Heureusement, j’étais arrivé après l’auberge espagnole et personne ne fit trop attention à moi quand j’entrais dans cette milonga provinciale. Je venais d’apprendre la mort de Chabrol. J’avais du mal à réaliser qu’il était parti. Je l’avais rencontré lors du tournage de «La demoiselle d'honneur», une scène où Mazen Kiwan répétait un tango argentin dans la demeure bourgeoise de la mère de Senta, cette femme fatale interprétée par Laura Smeth. Je n’ai toujours pas compris pourquoi Chabrol ne m’avait pas filé le rôle…
Je me mis un peu à l’écart des danseurs, à une table relativement éloignée des autres. J’en profitai pour envoyer 2 ou 3 sms, lire les messages que des concurrents m’avaient adressés et regarder la liste de tous mes contacts. Fallait qu'je pense sérieusement à me trouver une autre danseuse. Bref, j’étais peinard, même si quelquefois, je sentais des regards de filles qui n’attendaient qu’une chose : que je les invite. Elles pouvaient toujours y croire. Elles finiraient par comprendre que je ne danse jamais avec des danseuses non professionnelles : ça me casse le dos, ça me stresse et ça diminue mes compétences.

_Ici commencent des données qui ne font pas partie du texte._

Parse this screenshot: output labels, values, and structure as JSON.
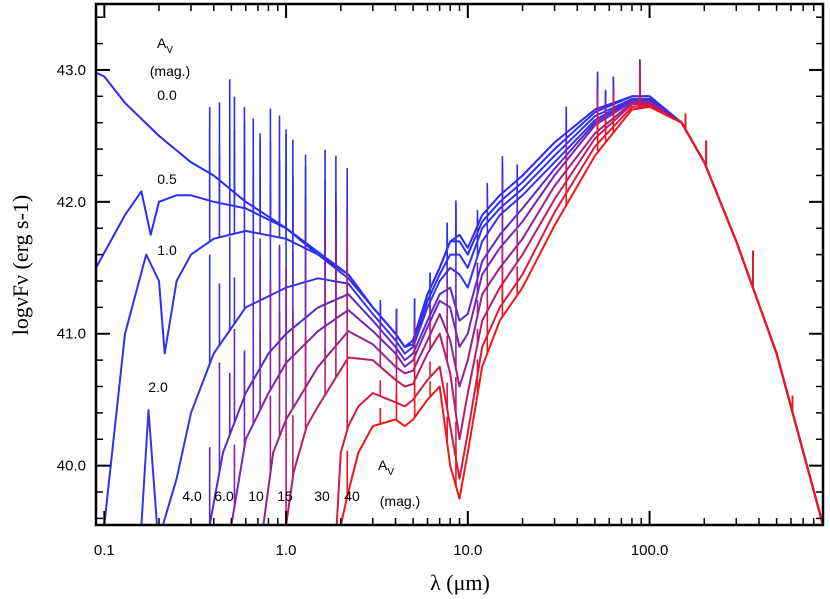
{
  "chart_data": {
    "type": "line",
    "xscale": "log",
    "xlim": [
      0.09,
      900
    ],
    "ylim": [
      39.55,
      43.5
    ],
    "xlabel": "λ (μm)",
    "ylabel": "logνFν (erg s-1)",
    "x_ticks": [
      {
        "value": 0.1,
        "label": "0.1"
      },
      {
        "value": 1.0,
        "label": "1.0"
      },
      {
        "value": 10.0,
        "label": "10.0"
      },
      {
        "value": 100.0,
        "label": "100.0"
      }
    ],
    "y_ticks": [
      {
        "value": 40.0,
        "label": "40.0"
      },
      {
        "value": 41.0,
        "label": "41.0"
      },
      {
        "value": 42.0,
        "label": "42.0"
      },
      {
        "value": 43.0,
        "label": "43.0"
      }
    ],
    "av_legend": {
      "line1": "A",
      "sub": "V",
      "line2": "(mag.)"
    },
    "series": [
      {
        "name": "0.0",
        "av": 0.0,
        "color": "#2a2aff",
        "x": [
          0.09,
          0.1,
          0.13,
          0.2,
          0.3,
          0.4,
          0.6,
          1.0,
          1.5,
          2.2,
          3,
          4,
          4.5,
          5,
          6,
          7,
          8,
          9,
          10,
          12,
          15,
          20,
          30,
          50,
          80,
          100,
          150,
          200,
          300,
          500,
          900
        ],
        "y": [
          42.98,
          42.95,
          42.75,
          42.5,
          42.3,
          42.2,
          42.0,
          41.8,
          41.6,
          41.45,
          41.2,
          41.0,
          40.9,
          40.95,
          41.3,
          41.5,
          41.7,
          41.75,
          41.65,
          41.9,
          42.05,
          42.2,
          42.45,
          42.7,
          42.8,
          42.8,
          42.6,
          42.3,
          41.7,
          40.85,
          39.55
        ]
      },
      {
        "name": "0.5",
        "av": 0.5,
        "color": "#2c2cf8",
        "x": [
          0.09,
          0.13,
          0.16,
          0.18,
          0.2,
          0.25,
          0.3,
          0.4,
          0.6,
          1.0,
          1.5,
          2.2,
          3,
          4,
          4.5,
          5,
          6,
          7,
          8,
          9,
          10,
          12,
          15,
          20,
          30,
          50,
          80,
          100,
          150,
          200,
          300,
          500,
          900
        ],
        "y": [
          41.5,
          41.9,
          42.08,
          41.75,
          42.0,
          42.05,
          42.05,
          42.0,
          41.95,
          41.8,
          41.62,
          41.45,
          41.2,
          41.0,
          40.9,
          40.95,
          41.3,
          41.5,
          41.7,
          41.7,
          41.6,
          41.85,
          42.0,
          42.15,
          42.4,
          42.68,
          42.8,
          42.8,
          42.6,
          42.3,
          41.7,
          40.85,
          39.55
        ]
      },
      {
        "name": "1.0",
        "av": 1.0,
        "color": "#3030f0",
        "x": [
          0.1,
          0.13,
          0.17,
          0.2,
          0.215,
          0.25,
          0.3,
          0.4,
          0.6,
          1.0,
          1.5,
          2.2,
          3,
          4,
          4.5,
          5,
          6,
          7,
          8,
          9,
          10,
          12,
          15,
          20,
          30,
          50,
          80,
          100,
          150,
          200,
          300,
          500,
          900
        ],
        "y": [
          39.55,
          41.0,
          41.6,
          41.4,
          40.85,
          41.4,
          41.6,
          41.72,
          41.78,
          41.72,
          41.6,
          41.42,
          41.2,
          41.0,
          40.9,
          40.92,
          41.25,
          41.45,
          41.6,
          41.6,
          41.5,
          41.8,
          41.95,
          42.1,
          42.35,
          42.65,
          42.78,
          42.78,
          42.6,
          42.3,
          41.7,
          40.85,
          39.55
        ]
      },
      {
        "name": "2.0",
        "av": 2.0,
        "color": "#3535e6",
        "x": [
          0.16,
          0.175,
          0.195,
          0.21,
          0.25,
          0.3,
          0.4,
          0.6,
          1.0,
          1.5,
          2.2,
          3,
          4,
          4.5,
          5,
          6,
          7,
          8,
          9,
          10,
          12,
          15,
          20,
          30,
          50,
          80,
          100,
          150,
          200,
          300,
          500,
          900
        ],
        "y": [
          39.55,
          40.42,
          39.55,
          39.55,
          39.9,
          40.4,
          40.85,
          41.2,
          41.35,
          41.42,
          41.38,
          41.15,
          40.95,
          40.85,
          40.9,
          41.2,
          41.4,
          41.5,
          41.45,
          41.35,
          41.7,
          41.9,
          42.05,
          42.3,
          42.62,
          42.78,
          42.78,
          42.6,
          42.3,
          41.7,
          40.85,
          39.55
        ]
      },
      {
        "name": "4.0",
        "av": 4.0,
        "color": "#5a28d2",
        "x": [
          0.38,
          0.45,
          0.6,
          0.8,
          1.0,
          1.5,
          2.2,
          3,
          4,
          4.5,
          5,
          6,
          7,
          8,
          9,
          10,
          12,
          15,
          20,
          30,
          50,
          80,
          100,
          150,
          200,
          300,
          500,
          900
        ],
        "y": [
          39.55,
          40.1,
          40.55,
          40.85,
          41.0,
          41.2,
          41.3,
          41.1,
          40.9,
          40.8,
          40.85,
          41.1,
          41.3,
          41.35,
          41.1,
          41.15,
          41.55,
          41.75,
          41.95,
          42.25,
          42.6,
          42.77,
          42.77,
          42.6,
          42.3,
          41.7,
          40.85,
          39.55
        ]
      },
      {
        "name": "6.0",
        "av": 6.0,
        "color": "#7a24b4",
        "x": [
          0.5,
          0.6,
          0.8,
          1.0,
          1.5,
          2.2,
          3,
          4,
          4.5,
          5,
          6,
          7,
          8,
          9,
          10,
          12,
          15,
          20,
          30,
          50,
          80,
          100,
          150,
          200,
          300,
          500,
          900
        ],
        "y": [
          39.55,
          40.2,
          40.55,
          40.78,
          41.02,
          41.18,
          41.02,
          40.85,
          40.75,
          40.8,
          41.05,
          41.25,
          41.2,
          40.9,
          41.0,
          41.45,
          41.65,
          41.85,
          42.2,
          42.58,
          42.76,
          42.76,
          42.6,
          42.3,
          41.7,
          40.85,
          39.55
        ]
      },
      {
        "name": "10",
        "av": 10.0,
        "color": "#9a2090",
        "x": [
          0.75,
          0.85,
          1.0,
          1.5,
          2.2,
          3,
          4,
          4.5,
          5,
          6,
          7,
          8,
          9,
          10,
          12,
          15,
          20,
          30,
          50,
          80,
          100,
          150,
          200,
          300,
          500,
          900
        ],
        "y": [
          39.55,
          40.1,
          40.35,
          40.75,
          41.02,
          40.92,
          40.75,
          40.7,
          40.72,
          40.95,
          41.15,
          40.95,
          40.6,
          40.8,
          41.3,
          41.5,
          41.72,
          42.12,
          42.52,
          42.75,
          42.75,
          42.6,
          42.3,
          41.7,
          40.85,
          39.55
        ]
      },
      {
        "name": "15",
        "av": 15.0,
        "color": "#b81c6a",
        "x": [
          1.0,
          1.1,
          1.3,
          1.5,
          2.2,
          3,
          4,
          4.5,
          5,
          6,
          7,
          8,
          9,
          10,
          12,
          15,
          20,
          30,
          50,
          80,
          100,
          150,
          200,
          300,
          500,
          900
        ],
        "y": [
          39.55,
          39.95,
          40.3,
          40.45,
          40.82,
          40.8,
          40.65,
          40.6,
          40.62,
          40.85,
          41.0,
          40.7,
          40.2,
          40.55,
          41.1,
          41.35,
          41.6,
          42.02,
          42.48,
          42.74,
          42.74,
          42.6,
          42.3,
          41.7,
          40.85,
          39.55
        ]
      },
      {
        "name": "30",
        "av": 30.0,
        "color": "#d81a40",
        "x": [
          1.9,
          2.0,
          2.2,
          2.5,
          3,
          4,
          4.5,
          5,
          6,
          7,
          8,
          9,
          10,
          12,
          15,
          20,
          30,
          50,
          80,
          100,
          150,
          200,
          300,
          500,
          900
        ],
        "y": [
          39.55,
          40.1,
          40.3,
          40.45,
          40.55,
          40.48,
          40.45,
          40.5,
          40.65,
          40.75,
          40.3,
          39.9,
          40.25,
          40.9,
          41.2,
          41.45,
          41.92,
          42.42,
          42.72,
          42.73,
          42.6,
          42.3,
          41.7,
          40.85,
          39.55
        ]
      },
      {
        "name": "40",
        "av": 40.0,
        "color": "#ee1818",
        "x": [
          2.0,
          2.2,
          2.5,
          3,
          4,
          4.5,
          5,
          6,
          7,
          8,
          9,
          10,
          12,
          15,
          20,
          30,
          50,
          80,
          100,
          150,
          200,
          300,
          500,
          900
        ],
        "y": [
          39.55,
          39.8,
          40.1,
          40.3,
          40.35,
          40.3,
          40.35,
          40.5,
          40.6,
          40.0,
          39.75,
          40.1,
          40.75,
          41.1,
          41.35,
          41.82,
          42.35,
          42.7,
          42.72,
          42.6,
          42.3,
          41.7,
          40.85,
          39.55
        ]
      }
    ]
  }
}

Je finissais par m’ennuyer grave ; quelques danseurs m’avaient tenu la jambe alors que j’étais en train de visionner « La chèvre » sur mon ipod, j’avais bu deux ou trois verres de vin, peut-être les seuls moments où j’avais daigné lever la tête et tout à coup, mes yeux s’arrêtèrent sur un couple qui évoluait sur la piste : la femme était splendide et elle dansait divinement. Des ochos merveilleusement réalisés, une démarche lente et féline, des figures complexes, bref il me la fallait au moins sur deux tandas. Quand elle fut assise, j’essayai d’attraper son regard mais il y avait toujours des couples qui faisaient écran entre elle et moi. Je dus me résoudre à bouger mes fesses.
"- Vous dansez, Beauté ?
- Écoutez jeune homme, comme vous, cela fait plus de 3 heures que je suis là ! C'est au début de la soirée qu'il fallait m'inviter. Mais au fait, aimez-vous vraiment danser ?"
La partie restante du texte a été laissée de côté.